Temporal and AWS Step Functions are workflow orchestration platforms that help you build reliable, long-running business processes. Step Functions is AWS's managed state machine service that coordinates AWS services using a JSON-based definition language. Temporal is an open-source durable execution platform where workflows are written as ordinary code in your language of choice.

The core philosophical difference: Step Functions treats workflows as state machines defined in configuration, while Temporal treats workflows as code that happens to be durable.

Key Technical Differences

Temporal workflows are regular functions. You write a Go, TypeScript, Java, or Python function that calls activities, sleeps, waits for signals, and branches — using normal language constructs like loops, conditionals, and error handling. The Temporal runtime records every decision point and replays the workflow from its event history on failure, giving you durable execution without you writing any persistence code.

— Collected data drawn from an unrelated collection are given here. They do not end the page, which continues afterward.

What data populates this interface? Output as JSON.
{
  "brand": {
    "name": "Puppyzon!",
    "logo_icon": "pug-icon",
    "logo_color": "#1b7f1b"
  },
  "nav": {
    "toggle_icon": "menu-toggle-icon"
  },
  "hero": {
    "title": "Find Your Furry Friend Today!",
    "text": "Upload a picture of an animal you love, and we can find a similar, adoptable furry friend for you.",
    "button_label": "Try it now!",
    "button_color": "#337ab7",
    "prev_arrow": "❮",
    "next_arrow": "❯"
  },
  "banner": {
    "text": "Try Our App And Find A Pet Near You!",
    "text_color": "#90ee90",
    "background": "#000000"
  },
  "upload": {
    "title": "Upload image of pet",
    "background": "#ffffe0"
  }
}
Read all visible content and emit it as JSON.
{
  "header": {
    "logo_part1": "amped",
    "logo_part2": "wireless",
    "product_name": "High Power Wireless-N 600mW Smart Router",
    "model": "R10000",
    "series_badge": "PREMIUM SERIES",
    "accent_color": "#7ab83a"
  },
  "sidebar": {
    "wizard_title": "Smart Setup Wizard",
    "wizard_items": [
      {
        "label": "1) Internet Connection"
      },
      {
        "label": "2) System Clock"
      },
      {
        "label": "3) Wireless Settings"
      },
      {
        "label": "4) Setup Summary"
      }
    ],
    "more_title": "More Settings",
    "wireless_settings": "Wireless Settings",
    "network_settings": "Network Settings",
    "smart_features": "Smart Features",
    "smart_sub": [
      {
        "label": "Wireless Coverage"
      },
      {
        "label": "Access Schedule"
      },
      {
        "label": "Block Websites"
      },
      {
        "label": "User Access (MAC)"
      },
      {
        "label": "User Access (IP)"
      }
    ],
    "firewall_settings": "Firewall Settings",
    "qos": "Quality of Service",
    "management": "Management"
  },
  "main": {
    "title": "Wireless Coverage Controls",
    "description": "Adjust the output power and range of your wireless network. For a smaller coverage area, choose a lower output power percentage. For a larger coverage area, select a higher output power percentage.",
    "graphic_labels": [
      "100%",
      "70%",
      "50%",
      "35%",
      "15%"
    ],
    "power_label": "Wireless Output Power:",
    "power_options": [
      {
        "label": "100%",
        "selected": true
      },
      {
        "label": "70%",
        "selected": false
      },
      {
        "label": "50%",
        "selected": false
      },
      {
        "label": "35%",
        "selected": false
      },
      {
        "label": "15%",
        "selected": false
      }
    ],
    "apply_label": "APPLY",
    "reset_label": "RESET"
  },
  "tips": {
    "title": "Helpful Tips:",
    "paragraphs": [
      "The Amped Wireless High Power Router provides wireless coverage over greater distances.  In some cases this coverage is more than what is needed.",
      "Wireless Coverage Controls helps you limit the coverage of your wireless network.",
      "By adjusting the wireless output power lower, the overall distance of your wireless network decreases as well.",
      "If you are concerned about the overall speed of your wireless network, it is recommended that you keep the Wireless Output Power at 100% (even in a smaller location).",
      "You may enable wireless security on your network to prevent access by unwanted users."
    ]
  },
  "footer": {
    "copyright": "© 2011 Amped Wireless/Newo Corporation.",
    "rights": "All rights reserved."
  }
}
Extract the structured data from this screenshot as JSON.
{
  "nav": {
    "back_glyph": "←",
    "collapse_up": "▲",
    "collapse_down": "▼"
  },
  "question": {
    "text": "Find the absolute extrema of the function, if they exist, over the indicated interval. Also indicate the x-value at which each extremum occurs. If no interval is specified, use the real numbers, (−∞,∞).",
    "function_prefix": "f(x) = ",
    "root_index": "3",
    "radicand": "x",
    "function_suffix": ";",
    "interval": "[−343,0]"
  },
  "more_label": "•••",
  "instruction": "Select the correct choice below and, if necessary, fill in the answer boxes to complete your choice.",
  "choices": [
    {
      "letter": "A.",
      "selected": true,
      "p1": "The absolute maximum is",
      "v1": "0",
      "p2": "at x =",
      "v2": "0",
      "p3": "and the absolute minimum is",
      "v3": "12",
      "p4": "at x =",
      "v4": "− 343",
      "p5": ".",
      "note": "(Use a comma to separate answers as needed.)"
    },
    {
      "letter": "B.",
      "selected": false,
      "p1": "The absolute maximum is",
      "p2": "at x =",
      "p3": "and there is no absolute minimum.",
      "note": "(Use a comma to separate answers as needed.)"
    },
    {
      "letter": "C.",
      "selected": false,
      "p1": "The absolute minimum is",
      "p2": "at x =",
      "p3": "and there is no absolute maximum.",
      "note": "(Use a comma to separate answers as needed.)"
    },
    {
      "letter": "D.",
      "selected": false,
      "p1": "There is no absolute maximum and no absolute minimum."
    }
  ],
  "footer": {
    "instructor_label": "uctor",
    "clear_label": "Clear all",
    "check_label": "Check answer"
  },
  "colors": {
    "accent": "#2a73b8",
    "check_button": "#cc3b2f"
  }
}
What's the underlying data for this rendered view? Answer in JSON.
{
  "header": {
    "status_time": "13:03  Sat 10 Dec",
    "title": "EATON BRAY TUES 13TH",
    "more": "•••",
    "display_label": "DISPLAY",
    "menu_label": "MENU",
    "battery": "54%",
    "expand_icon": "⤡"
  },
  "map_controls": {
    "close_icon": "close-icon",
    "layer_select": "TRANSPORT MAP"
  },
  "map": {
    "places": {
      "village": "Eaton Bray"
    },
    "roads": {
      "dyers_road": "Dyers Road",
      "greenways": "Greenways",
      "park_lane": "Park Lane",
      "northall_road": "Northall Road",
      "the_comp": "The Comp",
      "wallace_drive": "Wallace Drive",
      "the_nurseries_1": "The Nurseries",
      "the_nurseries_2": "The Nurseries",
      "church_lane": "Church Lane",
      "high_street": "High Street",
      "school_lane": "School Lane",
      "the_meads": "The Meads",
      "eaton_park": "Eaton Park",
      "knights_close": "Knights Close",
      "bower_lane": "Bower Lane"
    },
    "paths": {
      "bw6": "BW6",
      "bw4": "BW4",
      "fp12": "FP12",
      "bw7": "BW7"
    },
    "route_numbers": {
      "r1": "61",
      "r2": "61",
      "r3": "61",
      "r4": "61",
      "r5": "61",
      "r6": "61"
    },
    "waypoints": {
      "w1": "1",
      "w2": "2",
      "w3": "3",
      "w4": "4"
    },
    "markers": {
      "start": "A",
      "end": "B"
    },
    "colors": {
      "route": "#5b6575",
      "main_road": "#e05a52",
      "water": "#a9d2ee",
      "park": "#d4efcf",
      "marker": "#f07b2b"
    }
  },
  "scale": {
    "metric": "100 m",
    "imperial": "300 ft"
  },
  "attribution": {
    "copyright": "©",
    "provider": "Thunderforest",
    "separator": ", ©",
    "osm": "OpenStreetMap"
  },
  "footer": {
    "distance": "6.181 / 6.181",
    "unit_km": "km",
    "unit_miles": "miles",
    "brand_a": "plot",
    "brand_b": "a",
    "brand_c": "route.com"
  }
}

Step Functions workflows are defined in Amazon States Language (ASL), a JSON/YAML DSL that specifies states, transitions, retries, and catches. The visual designer in the AWS console is excellent for understanding flow, but complex logic in JSON becomes unwieldy. Dynamic branching, deeply nested error handling, and iteration patterns that are trivial in code require verbose ASL constructs.

Testing is where Temporal pulls further ahead. You can unit test workflows with standard testing frameworks, mock activities, and replay event histories. Step Functions requires either deploying to AWS or running Step Functions Local in Docker.

Performance & Scale

Step Functions Standard workflows handle up to 25,000 events per execution and scale automatically with AWS infrastructure. Express workflows handle high-throughput, short-lived executions at lower cost. For AWS-native workloads, the managed scaling is hands-off.

Temporal scales horizontally by adding worker processes and sharding workflow histories across the persistence layer. Temporal Cloud handles this automatically. Self-hosted Temporal requires careful capacity planning for the Cassandra or PostgreSQL backend, but it can handle millions of concurrent workflows with proper infrastructure.

When to Choose Each

Choose Temporal when your workflows have complex logic, long durations, or need to be tested like application code. Its code-first model shines for business processes that evolve rapidly and require the full expressiveness of a programming language.

Choose Step Functions when you are building within the AWS ecosystem and need to orchestrate AWS services with minimal operational overhead. Its native service integrations and fully managed infrastructure make it ideal for Lambda-centric architectures.

Bottom Line

Temporal offers superior developer experience and portability for complex, long-running workflows. Step Functions wins on operational simplicity and AWS integration. If your workflows live entirely in AWS and are relatively straightforward, Step Functions is the pragmatic choice. For everything else, Temporal's code-first approach is more powerful and future-proof.